The consequences reach beyond domestic borders. Weak tax enforcement signals poor governance to global investors and credit rating agencies, limiting Foreign Direct Investment (FDI) and raising borrowing costs. Meanwhile, multinational corporations exploit regulatory gaps to shift profits offshore, depriving the country of taxes on its most successful businesses. But perhaps the most corrosive effect is on public trust. When ordinary citizens see large firms operate with impunity while they face deductions on every paycheck, the social contract fractures. People lose faith in the system, and voluntary compliance — the bedrock of any modern tax regime — begins to collapse.

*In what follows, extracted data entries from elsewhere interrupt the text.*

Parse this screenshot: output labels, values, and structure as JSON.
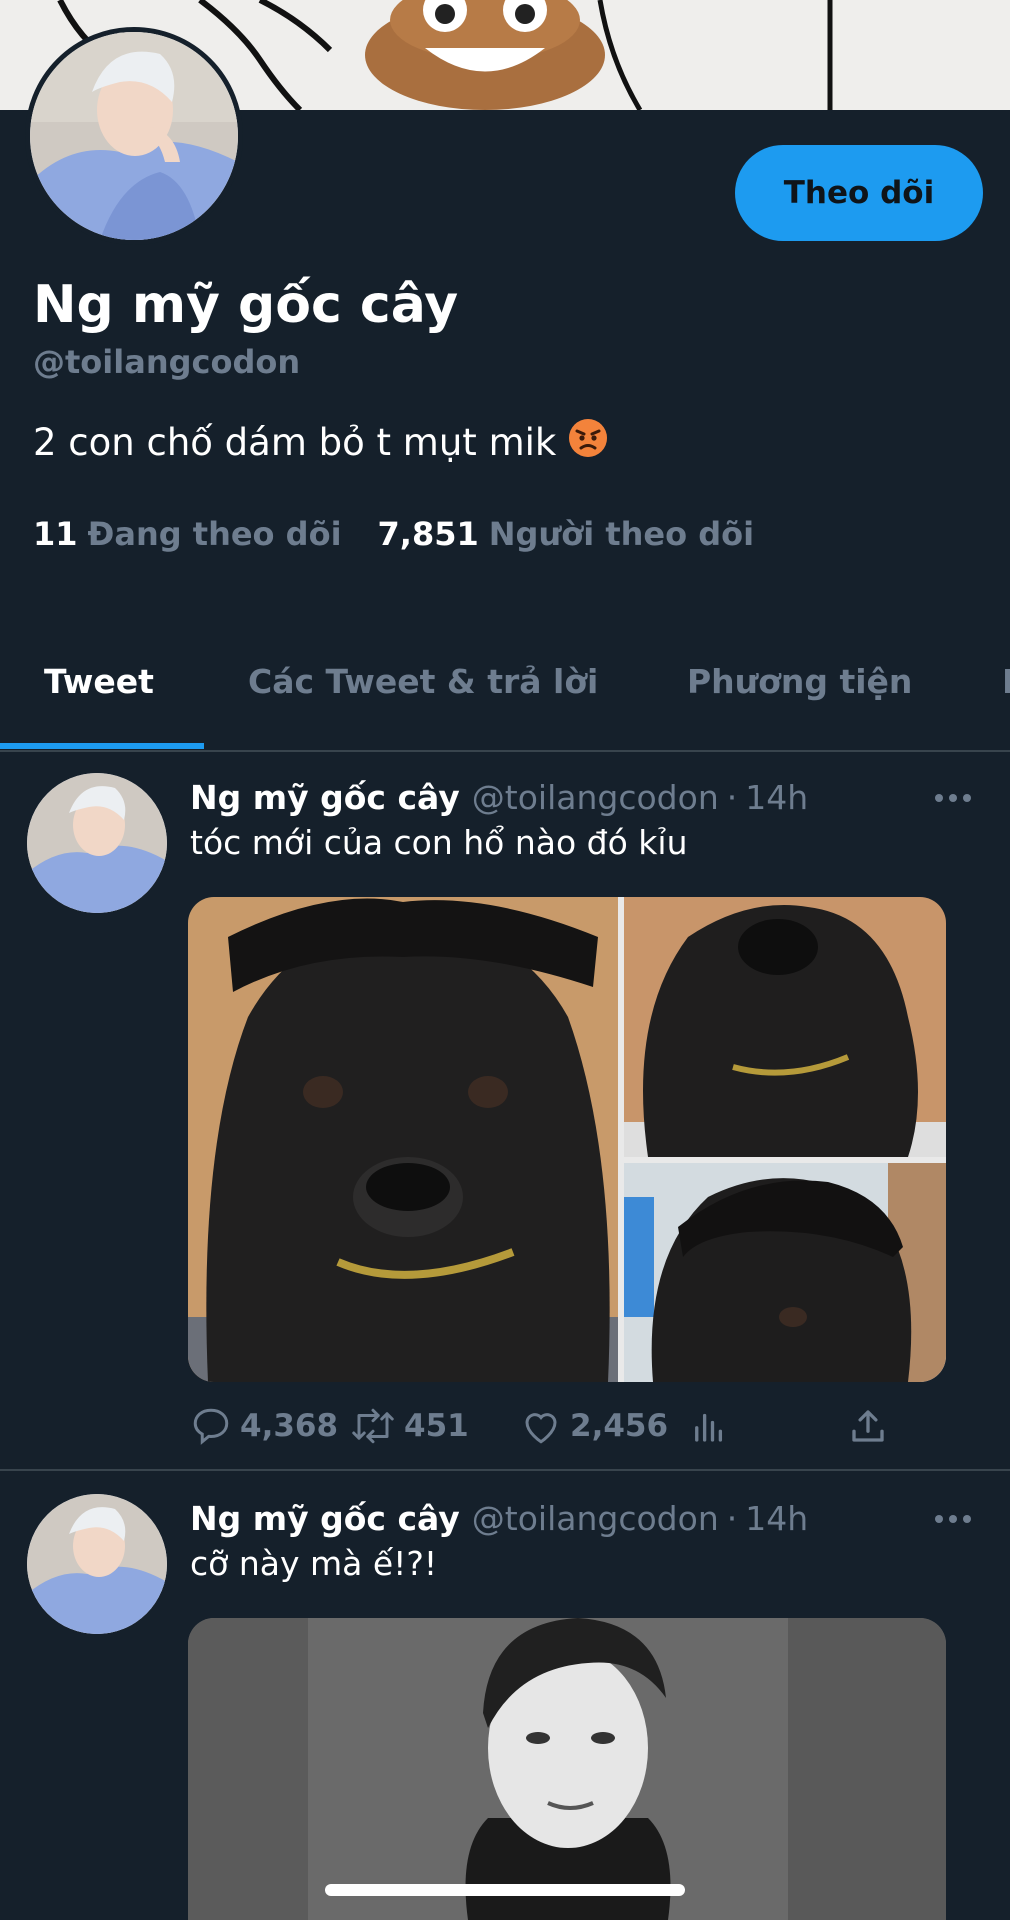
{
  "profile": {
    "display_name": "Ng mỹ gốc cây",
    "handle": "@toilangcodon",
    "bio": "2 con chố dám bỏ t mụt mik",
    "bio_emoji": "angry-face-emoji",
    "follow_button_label": "Theo dõi",
    "following_count": "11",
    "following_label": "Đang theo dõi",
    "followers_count": "7,851",
    "followers_label": "Người theo dõi"
  },
  "tabs": [
    {
      "label": "Tweet",
      "active": true
    },
    {
      "label": "Các Tweet & trả lời",
      "active": false
    },
    {
      "label": "Phương tiện",
      "active": false
    }
  ],
  "tweets": [
    {
      "name": "Ng mỹ gốc cây",
      "handle": "@toilangcodon",
      "separator": "·",
      "time": "14h",
      "text": "tóc mới của con hổ nào đó kỉu",
      "replies": "4,368",
      "retweets": "451",
      "likes": "2,456"
    },
    {
      "name": "Ng mỹ gốc cây",
      "handle": "@toilangcodon",
      "separator": "·",
      "time": "14h",
      "text": "cỡ này mà ế!?!"
    }
  ],
  "colors": {
    "background": "#15202b",
    "accent": "#1d9bf0",
    "secondary_text": "#6e7d8f",
    "divider": "#38444d"
  }
}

The solutions are neither unattainable nor untested. Countries like Rwanda, Mexico, and Estonia have shown that digital transformation, institutional reforms, and clear enforcement can radically improve tax compliance and public revenue. Pakistan, a country challenged for FDI, needs to embrace a similar path: implementing mandatory digital invoicing, automating audits, integrating federal and provincial tax systems, simplifying compliance for SMEs, and cracking down on repeat offenders with real penalties. These foundational changes are necessary to rebuild trust, stimulate growth, and reclaim public resources.

Every day that tax fraud goes unchallenged, is another day for the country to drift further from prosperity.

*Anwar Kashif Mumtaz is a Supreme Court advocate and president of Pakistan Tax Bar Association with 25+ years in corporate and tax law

*The views and opinions expressed in this article are those of the author and do not necessarily reflect the editorial stance of Nukta.